In einer polarisierten Gesellschaft blieb auch der Kirchentag kein Harmonietreffen. Hart wurde um Positionen gerungen. Andersdenkende waren ausdrücklich willkommen

epd-Bild/Christian Ditsch

BERLIN – Es sollte ein Treffen der Superlative werden. Die Veranstalter des evangelischen Kirchentags im Jahr des 500. Reformationsjubiläums dachten groß, als sie neben dem Haupt-Kirchentag – zum besonderen Anlass in der Hauptstadt Berlin – sechs regionale „Kirchentage auf dem Weg“ an Wirkungsstätten von Martin Luther (1483-1546) planten, einen Festgottesdienst in Wittenberg organisierten und den früheren US-Präsidenten Barack Obama einluden.
Ganz aufgegangen ist die Idee des gigantischen Fests der Protestanten nicht. Bei strahlendem Sonnenschein kamen nach Veranstalterangaben zwar 120 000 Menschen zum großen Schlussgottesdienst nach Wittenberg. Ganz zu Beginn der Planungen hatten die Organisatoren aber auf 200 000 gehofft, die Prognose dann auf 100 000 korrigiert. Immerhin konnte man die nun übertreffen.

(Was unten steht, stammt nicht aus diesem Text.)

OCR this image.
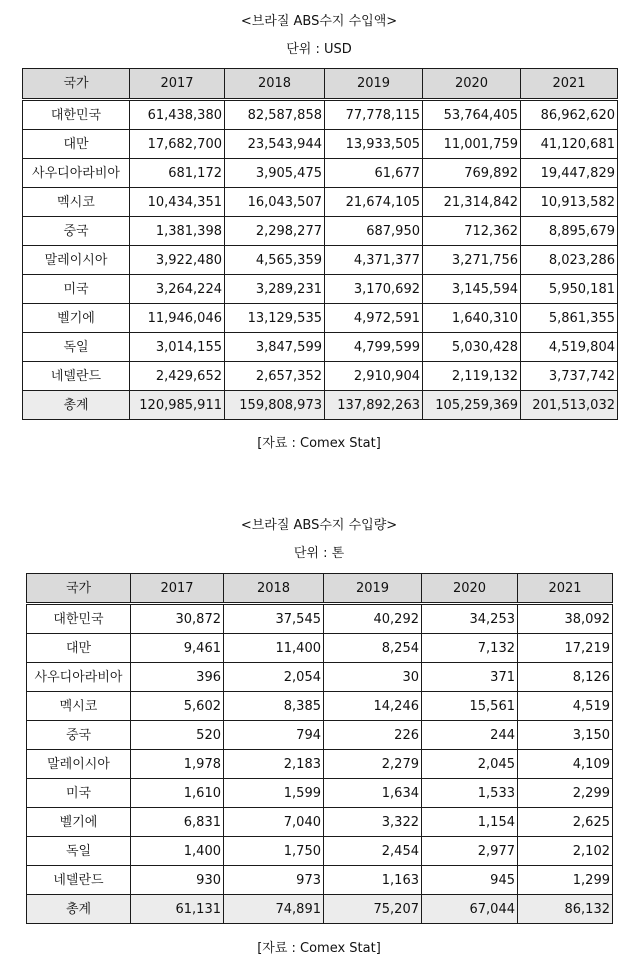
<브라질 ABS수지 수입액>
단위 : USD
국가	2017	2018	2019	2020	2021
대한민국	61,438,380	82,587,858	77,778,115	53,764,405	86,962,620
대만	17,682,700	23,543,944	13,933,505	11,001,759	41,120,681
사우디아라비아	681,172	3,905,475	61,677	769,892	19,447,829
멕시코	10,434,351	16,043,507	21,674,105	21,314,842	10,913,582
중국	1,381,398	2,298,277	687,950	712,362	8,895,679
말레이시아	3,922,480	4,565,359	4,371,377	3,271,756	8,023,286
미국	3,264,224	3,289,231	3,170,692	3,145,594	5,950,181
벨기에	11,946,046	13,129,535	4,972,591	1,640,310	5,861,355
독일	3,014,155	3,847,599	4,799,599	5,030,428	4,519,804
네델란드	2,429,652	2,657,352	2,910,904	2,119,132	3,737,742
총계	120,985,911	159,808,973	137,892,263	105,259,369	201,513,032
[자료 : Comex Stat]
<브라질 ABS수지 수입량>
단위 : 톤
국가	2017	2018	2019	2020	2021
대한민국	30,872	37,545	40,292	34,253	38,092
대만	9,461	11,400	8,254	7,132	17,219
사우디아라비아	396	2,054	30	371	8,126
멕시코	5,602	8,385	14,246	15,561	4,519
중국	520	794	226	244	3,150
말레이시아	1,978	2,183	2,279	2,045	4,109
미국	1,610	1,599	1,634	1,533	2,299
벨기에	6,831	7,040	3,322	1,154	2,625
독일	1,400	1,750	2,454	2,977	2,102
네델란드	930	973	1,163	945	1,299
총계	61,131	74,891	75,207	67,044	86,132
[자료 : Comex Stat]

Barack Obama verteidigt Merkels Politik

Die Teilnehmerzahlen der Kirchentage blieben hinter den Erwartungen zurück. 106 000 Dauerteilnehmer verbuchten die Veranstalter in Berlin. Geplant hatten sie mit bis zu 140 000. Bei den „Kirchentagen auf dem Weg“ kamen von 80 000 erhofften Gästen nur 50 000. Nimmt man alles zusammen, war es dennoch die größte Kirchentagsveranstaltung seit langem. Der Hamburger Kirchentag 2013 hatte 117 000 Teilnehmer, beim Ökumenischen Kirchentag in München 2010 waren es 127 000.
Nicht nur über schiere Größe, auch mit Prominenz wollte der Kirchentag punkten. Die Zusage Barack Obamas für Berlin war ein echter Coup. Dessen Bedingung, mit Bundeskanzlerin Angela Merkel zu reden, brachte den Organisatoren aber auch den Vorwurf ein, der CDU-Chefin eine Wahlkampfbühne zu bieten. Wie sehr das Treffen mit Obama Merkel für die bevorstehende Bundestagswahl genutzt hat, ist offen. Was bleibt, ist vor allem der Eindruck eines früheren US-Präsidenten und Friedensnobelpreisträgers, der den Kurs der Kanzlerin in der Flüchtlingspolitik unterstützt – auch den harten Teil der Abschiebung abgelehnter Asylbewerber, über die das Kirchentagspublikum an anderer Stelle hart mit Verantwortlichen stritt.
Solche Debatten waren es, die den Kirchentag besonders prägten. Die Polarisierung der Gesellschaft ging auch an ihm nicht vorüber. „Protestantische Streitkultur“ hatte Kirchentagspräsidentin Christina Aus der Au versprochen. Unter dem biblischen Leitwort „Du siehst mich“ waren dabei Andersdenkende ausdrücklich willkommen. Der Berliner Bischof Markus Dröge erntete viel Lob für seine argumentative Sezierung von AfD-Positionen. Für die Veranstaltung, bei der Dröge mit der Vorsitzenden von „Christen in der AfD“, Anette Schultner, diskutierte, hatten die Organisatoren im Vorfeld viel Kritik einstecken müssen.
Auch bei anderen Podien wurde hart gerungen. Eine gemeinsame Predigt von Verteidigungsministerin Ursula von der Leyen (CDU) und Militärbischof Sigurd Rink wurde von Friedensaktivisten gestört. Bei einer Debatte über Rüstungsexporte mit Außenminister Sigmar Gabriel (SPD) wurden Transparente entrollt. Bundesinnenminister Thomas de Maizière (CDU) wurde ausgebuht – von einigen aber auch beklatscht – für seine Haltung zum Familiennachzug von Flüchtlingen. So viel Protest aus dem Publikum hat es beim Kirchentag lange nicht gegeben.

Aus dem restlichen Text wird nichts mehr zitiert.